I mentioned a few weeks ago that I don't know how long I can hang on by my fingertips. Today, I came to the sad realisation that my life as it is now is leading me inexorably down the dark path towards suicide. I'm not talking days or weeks, but I can't honestly say that I will still be around in 6 or 12 months time.

Fundamentally, I am struggling with depression, exacerbated by comfort eating and severe sleep deprivation. How badly I struggle varies from day to day. One of the consequences of my depression is an inability to concentrate on paperwork. Unfortunately, paperwork is very much the core of my work, and falling behind means that time that I should be spending doing other things becomes time spent, usually very unproductively, trying to catch up on that paperwork.

Add in the fact that so many people seem to have no concept of personal space and time, and insist on contacting me via every available mechanism at all times of day and night, seven days a week, and the interaction between my work, over eating, sleep deprivation and depression is a downward spiral that I struggle vainly to escape from.

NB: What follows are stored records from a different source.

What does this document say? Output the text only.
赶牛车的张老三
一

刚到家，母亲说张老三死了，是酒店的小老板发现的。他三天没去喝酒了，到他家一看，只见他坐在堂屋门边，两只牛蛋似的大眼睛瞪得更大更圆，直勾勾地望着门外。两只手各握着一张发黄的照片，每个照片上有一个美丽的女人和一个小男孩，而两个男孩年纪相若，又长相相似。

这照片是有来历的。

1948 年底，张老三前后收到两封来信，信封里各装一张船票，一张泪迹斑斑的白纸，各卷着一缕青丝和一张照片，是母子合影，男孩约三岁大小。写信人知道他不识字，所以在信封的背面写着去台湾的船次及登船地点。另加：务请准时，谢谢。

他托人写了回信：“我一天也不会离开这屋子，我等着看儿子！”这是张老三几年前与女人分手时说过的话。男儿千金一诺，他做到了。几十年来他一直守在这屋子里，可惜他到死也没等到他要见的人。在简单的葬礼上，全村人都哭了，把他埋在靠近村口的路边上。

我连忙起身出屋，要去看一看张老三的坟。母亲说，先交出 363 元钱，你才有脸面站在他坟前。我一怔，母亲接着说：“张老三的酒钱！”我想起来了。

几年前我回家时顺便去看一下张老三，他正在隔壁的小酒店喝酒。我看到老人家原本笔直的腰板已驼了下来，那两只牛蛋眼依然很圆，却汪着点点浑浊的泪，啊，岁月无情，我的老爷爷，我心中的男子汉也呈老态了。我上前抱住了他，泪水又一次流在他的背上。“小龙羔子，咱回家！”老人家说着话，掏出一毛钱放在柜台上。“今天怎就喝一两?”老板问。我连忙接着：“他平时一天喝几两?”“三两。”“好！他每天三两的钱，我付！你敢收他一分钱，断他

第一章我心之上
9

Surprisingly, my work is not the source of my depression problem. It just exacerbates it. The root cause is a relationship problem that I cannot fix, and cannot escape. Worse, I've recently come to the realisation that even if I could fix or escape that problem, there's no point in doing so as I no longer believe that I can fix the other problems that have come about as a consequence of the relationship problem and the long term depression.

So, for example, rather than getting up early and going to Sydney to a free hair and makeup event at Beauty Heaven a few weeks ago, where I would have got to catch up with several friends who I haven't seen in years, I surrendered to my depression, slept in and stayed home. Reading about the event from some of those who did attend made me even more depressed, knowing what I had missed out on.

To try to overcome a growing feeling that I'm no longer able to go out en femme, I planned to go to my nail appointment last Wednesday en femme. After planning it for a fortnight including doing the usual preparations such as epilation, I was informed the night before that I was expected to go, in boy mode, to a 5pm information session for a selective high school that we might want to try to get our son into. The option of going to my nail appointment en femme was taken away from me, reinforcing the feeling that I'm no longer allowed to go out en femme.

So, for now, all I can do is continue to plan and attempt to go out, realising that every time I plan to go out and am prevented is another step down that dark path, but making the decision not to try would be a one-way trip right to the end.